Some types of heart disorders and diseases clearly run in families, so if one person is diagnosed there might be a 50 percent chance a close family member would also be affected and not know about it. In our center, we don’t think about treating a single patient but rather about taking care of a whole family. In fact, we are among a small number of health centers in the nation with integrated care for families with inherited cardiovascular disease under one roof. We have cardiologists, pediatricians, specialized nurses, psychologists, and genetic counselors working together to support patients of all ages.
You’re also working on rare and undiagnosed diseases. How are you using this approach for those patients?

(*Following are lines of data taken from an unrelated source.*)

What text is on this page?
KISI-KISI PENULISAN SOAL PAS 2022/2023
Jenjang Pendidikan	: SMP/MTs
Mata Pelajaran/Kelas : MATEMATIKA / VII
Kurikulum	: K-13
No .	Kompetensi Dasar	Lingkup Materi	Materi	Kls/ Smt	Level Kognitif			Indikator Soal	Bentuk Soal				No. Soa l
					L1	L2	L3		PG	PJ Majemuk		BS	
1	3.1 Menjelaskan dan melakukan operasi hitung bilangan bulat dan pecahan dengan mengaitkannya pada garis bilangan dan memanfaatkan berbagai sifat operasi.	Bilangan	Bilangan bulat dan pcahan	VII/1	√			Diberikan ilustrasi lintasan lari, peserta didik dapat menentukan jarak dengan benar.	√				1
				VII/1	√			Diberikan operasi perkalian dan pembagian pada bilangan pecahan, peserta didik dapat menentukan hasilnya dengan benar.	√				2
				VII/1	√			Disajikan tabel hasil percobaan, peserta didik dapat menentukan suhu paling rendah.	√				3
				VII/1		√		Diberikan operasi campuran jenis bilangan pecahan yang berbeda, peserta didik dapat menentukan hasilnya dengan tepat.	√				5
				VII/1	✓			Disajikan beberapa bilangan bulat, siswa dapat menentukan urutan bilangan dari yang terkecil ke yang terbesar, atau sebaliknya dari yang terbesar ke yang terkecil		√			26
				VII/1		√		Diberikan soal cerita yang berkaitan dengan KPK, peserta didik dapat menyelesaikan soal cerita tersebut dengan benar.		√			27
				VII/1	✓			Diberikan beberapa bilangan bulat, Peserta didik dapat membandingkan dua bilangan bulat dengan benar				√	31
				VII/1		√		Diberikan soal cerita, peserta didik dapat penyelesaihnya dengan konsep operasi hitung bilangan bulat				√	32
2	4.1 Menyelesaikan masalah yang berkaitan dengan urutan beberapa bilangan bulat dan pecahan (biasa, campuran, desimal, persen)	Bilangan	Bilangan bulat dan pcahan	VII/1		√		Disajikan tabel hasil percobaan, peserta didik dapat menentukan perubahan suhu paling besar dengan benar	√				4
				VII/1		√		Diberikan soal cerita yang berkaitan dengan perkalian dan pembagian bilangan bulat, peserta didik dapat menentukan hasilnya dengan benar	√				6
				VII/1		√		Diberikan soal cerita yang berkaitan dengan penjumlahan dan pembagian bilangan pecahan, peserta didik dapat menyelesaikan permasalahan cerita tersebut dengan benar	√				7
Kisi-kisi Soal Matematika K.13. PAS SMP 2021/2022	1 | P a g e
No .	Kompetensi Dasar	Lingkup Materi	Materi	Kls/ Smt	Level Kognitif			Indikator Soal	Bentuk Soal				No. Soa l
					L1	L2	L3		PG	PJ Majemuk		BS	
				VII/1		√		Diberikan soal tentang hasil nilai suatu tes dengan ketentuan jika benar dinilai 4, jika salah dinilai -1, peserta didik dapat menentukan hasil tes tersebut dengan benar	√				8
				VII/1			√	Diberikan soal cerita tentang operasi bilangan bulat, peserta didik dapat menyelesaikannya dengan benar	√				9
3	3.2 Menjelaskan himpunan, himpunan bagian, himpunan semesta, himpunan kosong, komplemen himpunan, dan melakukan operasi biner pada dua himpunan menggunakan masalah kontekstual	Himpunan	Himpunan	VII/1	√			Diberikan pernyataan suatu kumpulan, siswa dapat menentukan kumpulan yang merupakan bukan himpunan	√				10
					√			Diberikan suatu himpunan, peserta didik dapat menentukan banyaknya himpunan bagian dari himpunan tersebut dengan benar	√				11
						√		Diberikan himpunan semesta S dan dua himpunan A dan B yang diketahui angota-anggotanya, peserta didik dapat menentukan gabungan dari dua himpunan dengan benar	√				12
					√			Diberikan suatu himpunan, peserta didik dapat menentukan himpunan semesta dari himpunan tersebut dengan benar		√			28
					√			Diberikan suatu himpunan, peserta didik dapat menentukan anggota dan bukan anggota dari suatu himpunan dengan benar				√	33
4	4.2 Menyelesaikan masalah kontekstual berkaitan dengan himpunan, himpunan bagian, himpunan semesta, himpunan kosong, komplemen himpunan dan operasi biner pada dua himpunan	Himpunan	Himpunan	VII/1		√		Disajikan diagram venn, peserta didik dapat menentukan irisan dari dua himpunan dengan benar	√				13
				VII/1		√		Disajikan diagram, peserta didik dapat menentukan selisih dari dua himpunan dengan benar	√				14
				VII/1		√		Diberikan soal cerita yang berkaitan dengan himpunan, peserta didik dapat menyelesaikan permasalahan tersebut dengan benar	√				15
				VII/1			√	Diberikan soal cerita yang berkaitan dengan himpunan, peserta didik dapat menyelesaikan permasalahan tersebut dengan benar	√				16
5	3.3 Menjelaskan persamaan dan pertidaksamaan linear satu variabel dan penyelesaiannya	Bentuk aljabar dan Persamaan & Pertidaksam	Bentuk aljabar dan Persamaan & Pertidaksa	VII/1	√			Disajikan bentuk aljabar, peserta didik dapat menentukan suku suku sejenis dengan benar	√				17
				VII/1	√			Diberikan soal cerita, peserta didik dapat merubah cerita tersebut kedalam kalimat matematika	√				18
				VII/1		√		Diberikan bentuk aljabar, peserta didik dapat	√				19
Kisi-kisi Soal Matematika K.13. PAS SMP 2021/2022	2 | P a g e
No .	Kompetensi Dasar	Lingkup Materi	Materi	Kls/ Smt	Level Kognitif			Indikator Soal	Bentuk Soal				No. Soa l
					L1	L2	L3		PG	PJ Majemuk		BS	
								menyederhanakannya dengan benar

Patients with rare and undiagnosed diseases often find themselves on what we call a medical odyssey. They have unusual symptoms and go from one doctor to another, accumulating a large amount of emotional and, in many cases, financial pain without any major insight into their disease. They often have measurements that are clearly abnormal but the pattern doesn’t fit any known disease. Indeed, the torment of an undiagnosed disease is particularly severe. Because in addition to the symptoms and signs that any patient has to deal with, they also deal with the torment of not knowing what this is, not having a label to tell their friends or relatives, not having a group of patients with a similar condition to share and bond with. Sometimes they receive skeptical glances because a whole series of doctors don’t know what this is. Being undiagnosed is a particularly severe form of torment. For these patients – the ones with very abnormal measurements – we can use the power of genome sequencing to look for genetic causes across the whole genome. Often, we will sequence the genomes of an entire family to help make the correct diagnosis. With experts on hand at Stanford and with the use of these new technologies, we can solve 30 percent of cases. Sometimes, we can even direct the family to a specific treatment.

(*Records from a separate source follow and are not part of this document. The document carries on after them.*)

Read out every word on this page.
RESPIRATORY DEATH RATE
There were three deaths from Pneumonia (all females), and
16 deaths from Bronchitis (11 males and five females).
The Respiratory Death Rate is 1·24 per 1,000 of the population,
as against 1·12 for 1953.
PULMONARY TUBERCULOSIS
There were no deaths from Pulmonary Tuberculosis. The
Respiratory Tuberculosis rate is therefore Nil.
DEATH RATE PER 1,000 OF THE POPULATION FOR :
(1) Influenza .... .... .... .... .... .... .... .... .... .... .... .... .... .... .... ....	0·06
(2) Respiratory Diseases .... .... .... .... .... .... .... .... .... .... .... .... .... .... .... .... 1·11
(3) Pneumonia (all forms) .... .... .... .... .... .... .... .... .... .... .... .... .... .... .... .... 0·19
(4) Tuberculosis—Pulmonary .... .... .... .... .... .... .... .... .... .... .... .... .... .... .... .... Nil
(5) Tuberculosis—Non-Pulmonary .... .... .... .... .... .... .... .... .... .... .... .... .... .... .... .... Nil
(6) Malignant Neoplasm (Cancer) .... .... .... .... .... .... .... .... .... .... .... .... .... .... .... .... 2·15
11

If you could look into the future, 15, 20 years from now, what do you think care for patients with cardiovascular or rare diseases will look like?

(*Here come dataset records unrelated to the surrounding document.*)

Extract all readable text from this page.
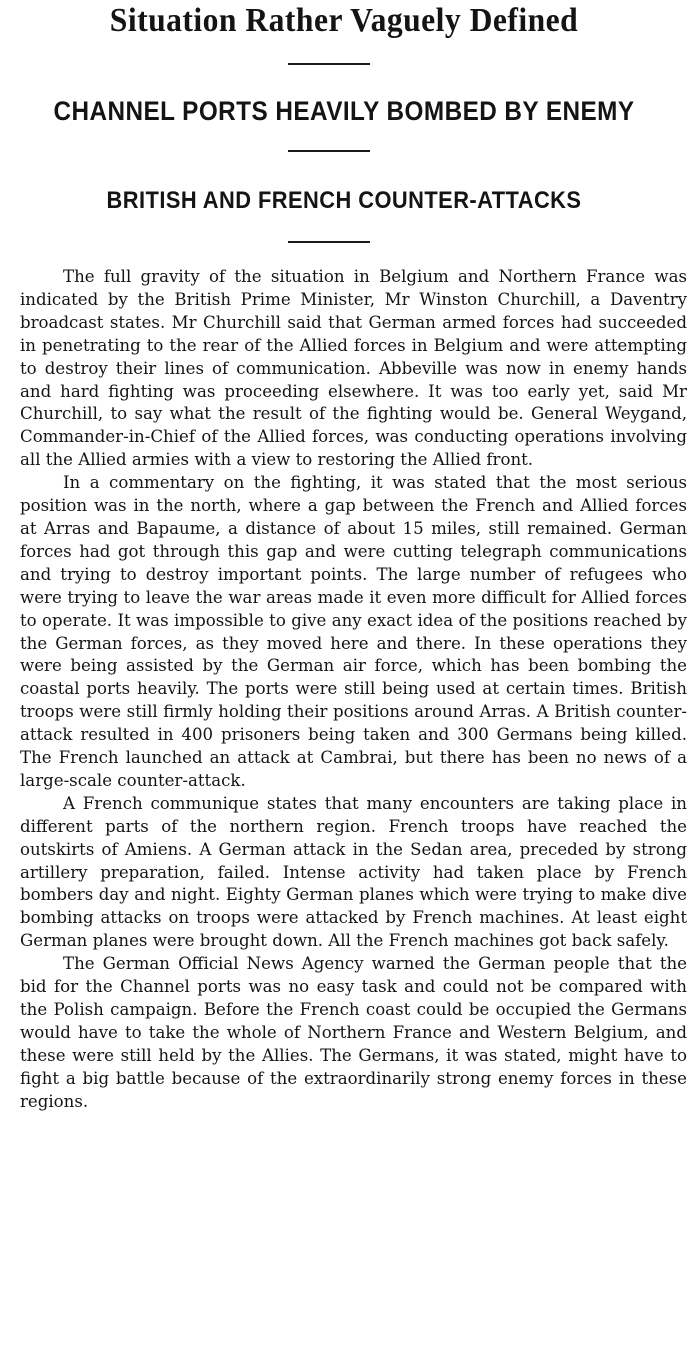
Situation Rather Vaguely Defined
CHANNEL PORTS HEAVILY BOMBED BY ENEMY
BRITISH AND FRENCH COUNTER-ATTACKS

The full gravity of the situation in Belgium and Northern France was indicated by the British Prime Minister, Mr Winston Churchill, a Daventry broadcast states. Mr Churchill said that German armed forces had succeeded in penetrating to the rear of the Allied forces in Belgium and were attempting to destroy their lines of communication. Abbeville was now in enemy hands and hard fighting was proceeding elsewhere. It was too early yet, said Mr Churchill, to say what the result of the fighting would be. General Weygand, Commander-in-Chief of the Allied forces, was conducting operations involving all the Allied armies with a view to restoring the Allied front.

In a commentary on the fighting, it was stated that the most serious position was in the north, where a gap between the French and Allied forces at Arras and Bapaume, a distance of about 15 miles, still remained. German forces had got through this gap and were cutting telegraph communications and trying to destroy important points. The large number of refugees who were trying to leave the war areas made it even more difficult for Allied forces to operate. It was impossible to give any exact idea of the positions reached by the German forces, as they moved here and there. In these operations they were being assisted by the German air force, which has been bombing the coastal ports heavily. The ports were still being used at certain times. British troops were still firmly holding their positions around Arras. A British counter-attack resulted in 400 prisoners being taken and 300 Germans being killed. The French launched an attack at Cambrai, but there has been no news of a large-scale counter-attack.

A French communique states that many encounters are taking place in different parts of the northern region. French troops have reached the outskirts of Amiens. A German attack in the Sedan area, preceded by strong artillery preparation, failed. Intense activity had taken place by French bombers day and night. Eighty German planes which were trying to make dive bombing attacks on troops were attacked by French machines. At least eight German planes were brought down. All the French machines got back safely.

The German Official News Agency warned the German people that the bid for the Channel ports was no easy task and could not be compared with the Polish campaign. Before the French coast could be occupied the Germans would have to take the whole of Northern France and Western Belgium, and these were still held by the Allies. The Germans, it was stated, might have to fight a big battle because of the extraordinarily strong enemy forces in these regions.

I think in 10 years, genomics will be fully integrated into the care of patients, just as we use computers or x-rays or MRIs now. Conducting genetic sequencing will become routine, at least at academic medical centers. For rare diseases, we already routinely use whole-genome genetic data but soon this technology will expand to touch every patient in our health care system. We will be able to look at a patient’s individual biology and decide on the right drug at the right time for them. This is sometimes called personalized or precision medicine. At Stanford Health Care, we also aim to use this technology to help patients before they even become patients – to help prevent disease. This, we call precision health. And precision health reaches beyond genomics into digital health. We are beginning to work out how to use modern technology such as smart phones, smart watches, and other sensors to help define what is normal for the individual and to help people take preventive action early, even before they have any outward signs of disease. This is an exciting future and here at Stanford Health Care we are in the perfect place to pioneer these approaches for our patients.
What’s your recommendation for those with suspected inherited heart disease or their family members?
My first recommendation is to discuss the heart issues with your primary care physician. The physician can then evaluate whether further testing is necessary. I would also recommend visiting our center’s website at familyheart.stanford.edu.